İslam ve Seküler Devlet
İslam'da genel kanı, İslam dininin ön görmüş olduğu siyasal sistem mevcut olmasa da bu sistemin kabul edilmesi, fakat ahlaki meselelerde toplumun idareye sözlü müdahale ve nasihatte bulunması yönündedir. Kısaca seküler devletin ideal görülmese de meşru görüldüğü söylenebilir, en azından seküler cemiyet kavramından ayrılmış olduğu durumda. Tarihsel süreçte kurulmuş İslami devletler, çoğu zaman İslam'ın siyasal anlayışına tam uymayan bir şekilde olsa da cemiyet ve dinî otoriteler tarafınca kabul görmüştür. Gene bu sistemlerin büyük bölümü İslam'ı yargı ve hukuk meselelerinde kaynak olarak kullanmıştır ki bu ne tam anlamıyla dinî ne tam anlamıyla seküler olan bir hukuk ve bu sebeple devlet anlayışı ortaya koymuştur.
Â
Tarih süresince, İslam esaslara uygun olmayan şekil ve işleyişe haiz devletlerin meşru olmadığını öne devam eden fikir ve gruplar ortaya çıksa da genellikle azınlıkta kalmış ve pek ses getirememiştir.
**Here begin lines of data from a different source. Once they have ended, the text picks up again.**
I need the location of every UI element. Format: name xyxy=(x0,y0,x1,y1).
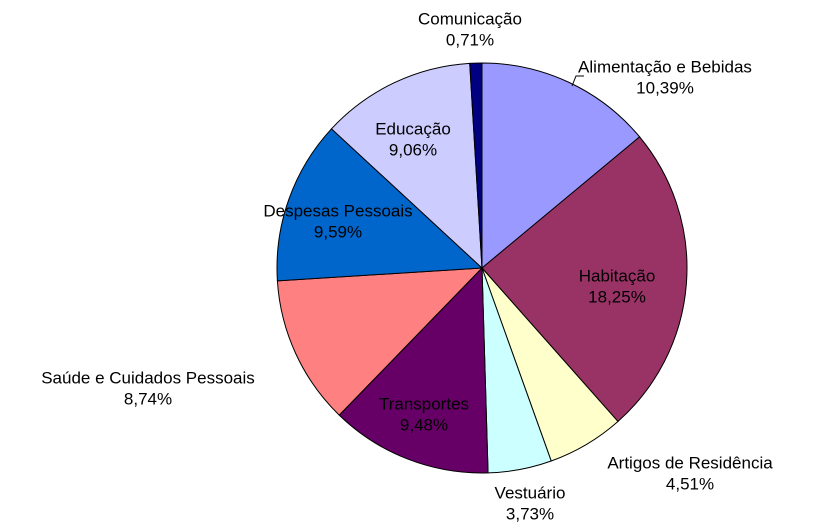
value-label: 0,71% xyxy=(446,30,494,49)
leader-line xyxy=(571,75,584,87)
pie-slice xyxy=(481,62,641,270)
pie-slice xyxy=(276,128,484,282)
value-label: 4,51% xyxy=(666,474,714,493)
value-label: 10,39% xyxy=(636,78,694,97)
pie-slice xyxy=(469,62,483,269)
value-label: 3,73% xyxy=(506,504,554,523)
slice-label: Alimentação e Bebidas xyxy=(578,57,752,76)
slice-label: Vestuário xyxy=(495,483,566,502)
pie-slice xyxy=(330,62,483,270)
slice-label: Educação xyxy=(375,119,451,138)
slice-label: Transportes xyxy=(379,394,469,413)
value-label: 9,06% xyxy=(389,140,437,159)
slice-label: Artigos de Residência xyxy=(607,453,773,472)
pie-slice xyxy=(276,267,484,416)
value-label: 8,74% xyxy=(124,389,172,408)
value-label: 9,59% xyxy=(314,222,362,241)
slice-label: Saúde e Cuidados Pessoais xyxy=(41,368,255,387)
slice-label: Comunicação xyxy=(418,9,522,28)
slice-label: Habitação xyxy=(579,266,656,285)
slice-label: Despesas Pessoais xyxy=(263,201,412,220)
pie-slice xyxy=(481,136,688,423)
value-label: 9,48% xyxy=(400,415,448,434)
value-label: 18,25% xyxy=(588,287,646,306)
pie-slice xyxy=(338,266,489,474)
Gene de bilhassa 20. yüzyılda, İslami temellere haiz devlet anlayışının İslam dini açısından tek meşru devlet anlayışı bulunduğunu öne devam eden grup ve akımlar oluşmuştur. Bu grupların ifade etmiş olduğu tam anlamıyla bir teokrasi sayılamasa da, bilhassa hukuki mealde tamamen İslami detayları kaynak alan bir devlet anlayışıdır. Bu gruplar fikirlerini korumak için çaba sarfetmek için sık sık İslam dininin mukaddes kitabı olan Kur'an'ın Maide suresi, 44. ayetinin son kısmını kanıt gösterirler, bu kısım şöyledir:
 ... Allah’ın indirdiği ile hükmetmeyenler kafirlerin ta kendileridir.
Seküler Örgütler
National Secular Society (Ulusal Seküler Topluluğu) şeklinde gruplar sekülerizm kampanyaları yaparlar ve çoğu zaman seküler hümanizm taraftarları tarafınca desteklenirler. Hümanist olmayan bireylerden de yardım görürler. 2005 senesinde National Secular Society "Senenin Seküler(ist)i" ödül töreni düzenledi. Bir ilk olan bu ödülün ilk sahibi de İran İşçi-Komünist Partisi'nden Meryem Namazie olmuştur.